Quantum computing sounds like magic. Based on the theory of quantum mechanics, pioneered by Albert Einstein, it derives much of its power from “qubits,” quantum particles which behave in ways that defy the normal rules of physics. When applied to computing, qubits can be used to represent a zero and a one at the same time. Encoding one and zero simultaneously rather than sequentially dramatically accelerates processing speeds, making lightning-fast calculations and problem solving a reality.
This could be used to super-charge AI algorithms and open the door for potentially revolutionary discoveries in pharmaceutical and chemical sectors, as well as huge leaps forward in finance, autonomous driving and many other use cases. Unfortunately, it could also undermine trust in the PKI on which much of the modern world is built—from financial transactions and secure communications, to e-commerce, identity, electronic voting, and much more.
Although we are at least 10-15 years away from a working quantum computer which can achieve this, threat actors could theoretically steal data now to decrypt in a decade’s time when they have the means to do so. That lends an urgency to the challenge of discovering “quantum safe” algorithms to replace current asymmetric cryptography with.
While PKI is facing an existential threat in the form of quantum computing, symmetric encryption systems are already quantum safe. In fact, we offer “mobile post quantum safes” which protect enterprise data anywhere—at rest, in motion and in use. Tokenization technology like this provides peace-of-mind that the corporate crown jewels can be kept safe from prying eyes, even in a post-quantum world.
But the bigger picture is that enterprises still rely heavily on PKI. In fact, all internet communication is based on asymmetric encryption. That means, until PKI has been transitioned to quantum safety, there will always be opportunities for threat actors to find a way to access sensitive data stores.

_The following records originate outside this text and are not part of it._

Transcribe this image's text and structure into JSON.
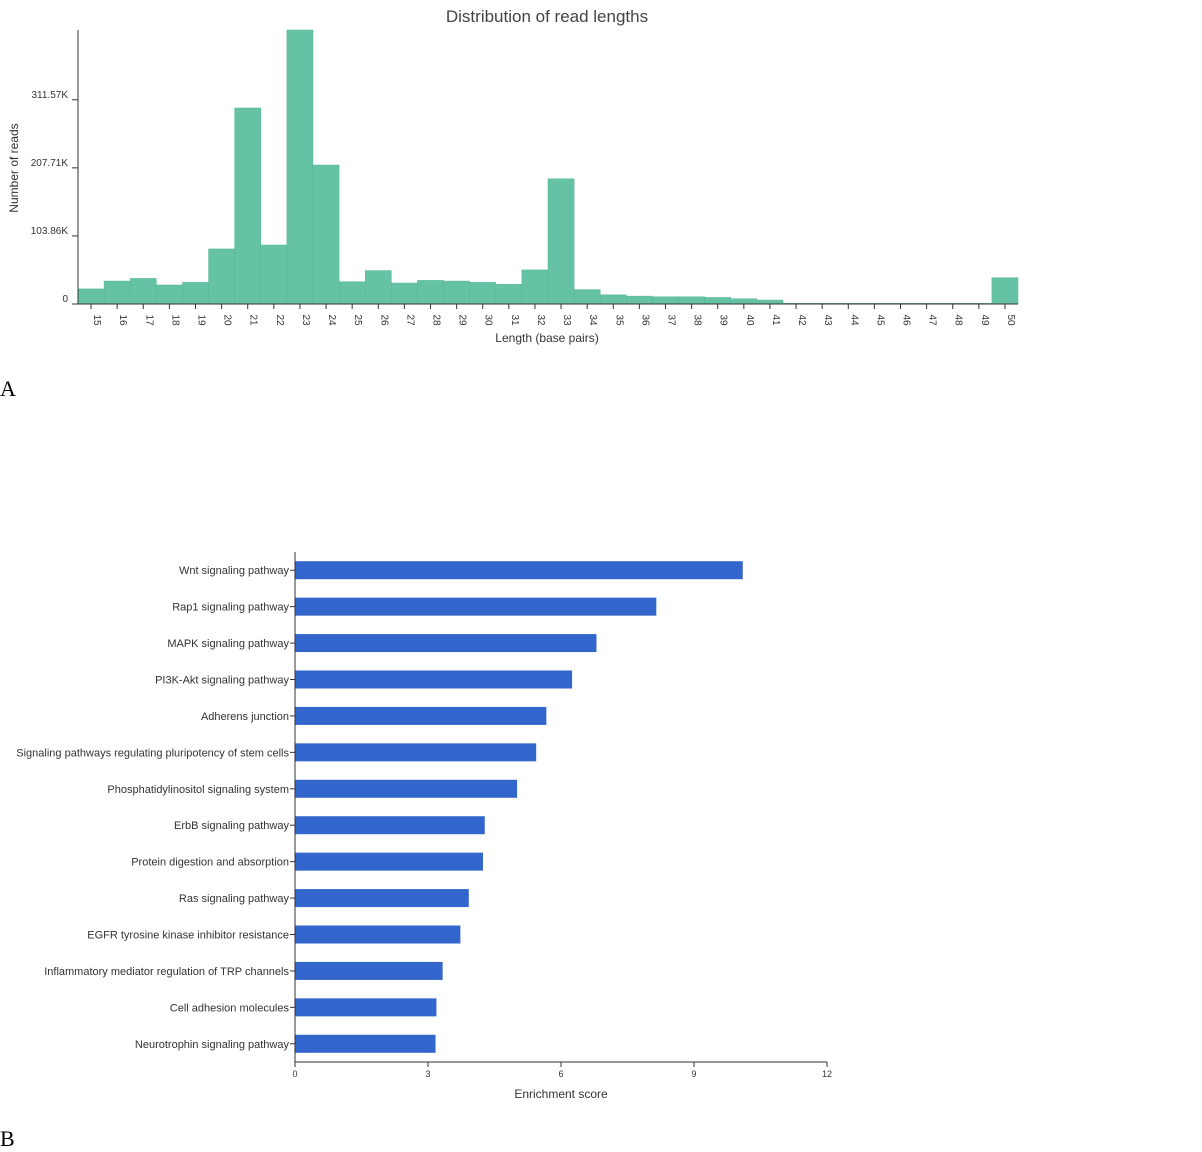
{
  "panels": {
    "a_label": "A",
    "b_label": "B"
  },
  "colors": {
    "hist_bar": "#66c2a4",
    "hist_bar_edge": "#56b894",
    "enrich_bar": "#3366cc",
    "axis": "#333333",
    "text": "#333333"
  },
  "chart_data": [
    {
      "type": "bar",
      "title": "Distribution of read lengths",
      "xlabel": "Length (base pairs)",
      "ylabel": "Number of reads",
      "categories": [
        "15",
        "16",
        "17",
        "18",
        "19",
        "20",
        "21",
        "22",
        "23",
        "24",
        "25",
        "26",
        "27",
        "28",
        "29",
        "30",
        "31",
        "32",
        "33",
        "34",
        "35",
        "36",
        "37",
        "38",
        "39",
        "40",
        "41",
        "42",
        "43",
        "44",
        "45",
        "46",
        "47",
        "48",
        "49",
        "50"
      ],
      "values": [
        23000,
        35000,
        39000,
        29000,
        33000,
        84000,
        299000,
        90000,
        418000,
        212000,
        34000,
        51000,
        32000,
        36000,
        35000,
        33000,
        30000,
        52000,
        191000,
        22000,
        14000,
        12000,
        11000,
        11000,
        10000,
        8000,
        6000,
        1000,
        1000,
        1000,
        1000,
        1000,
        1000,
        1000,
        1000,
        40000
      ],
      "yticks": [
        0,
        103860,
        207710,
        311570
      ],
      "ytick_labels": [
        "0",
        "103.86K",
        "207.71K",
        "311.57K"
      ],
      "ylim": [
        0,
        418000
      ]
    },
    {
      "type": "bar",
      "orientation": "horizontal",
      "xlabel": "Enrichment score",
      "categories": [
        "Wnt signaling pathway",
        "Rap1 signaling pathway",
        "MAPK signaling pathway",
        "PI3K-Akt signaling pathway",
        "Adherens junction",
        "Signaling pathways regulating pluripotency of stem cells",
        "Phosphatidylinositol signaling system",
        "ErbB signaling pathway",
        "Protein digestion and absorption",
        "Ras signaling pathway",
        "EGFR tyrosine kinase inhibitor resistance",
        "Inflammatory mediator regulation of TRP channels",
        "Cell adhesion molecules",
        "Neurotrophin signaling pathway"
      ],
      "values": [
        10.1,
        8.15,
        6.8,
        6.25,
        5.67,
        5.44,
        5.01,
        4.28,
        4.24,
        3.92,
        3.73,
        3.33,
        3.19,
        3.17
      ],
      "xticks": [
        0,
        3,
        6,
        9,
        12
      ],
      "xlim": [
        0,
        12
      ]
    }
  ]
}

The good news is that standards for quantum safe asymmetric encryption are being worked out today. The US National Institute of Standards and Technology (NIST) Post-Quantum Cryptography Standardization Program has already shortlisted several algorithms, and aims to have new quantum-safe standards in place by 2024.
In the meantime, governments are already planning for the new post-quantum era, and enterprises would do well to start thinking about it too. While some of the world’s smartest minds work on creating more certainty in the PKI sphere, symmetric encryption solutions represent a technology organizations can invest in today, that will stand them in good stead.
The road to quantum safety will be a long one. But tokenization represents a solid first step.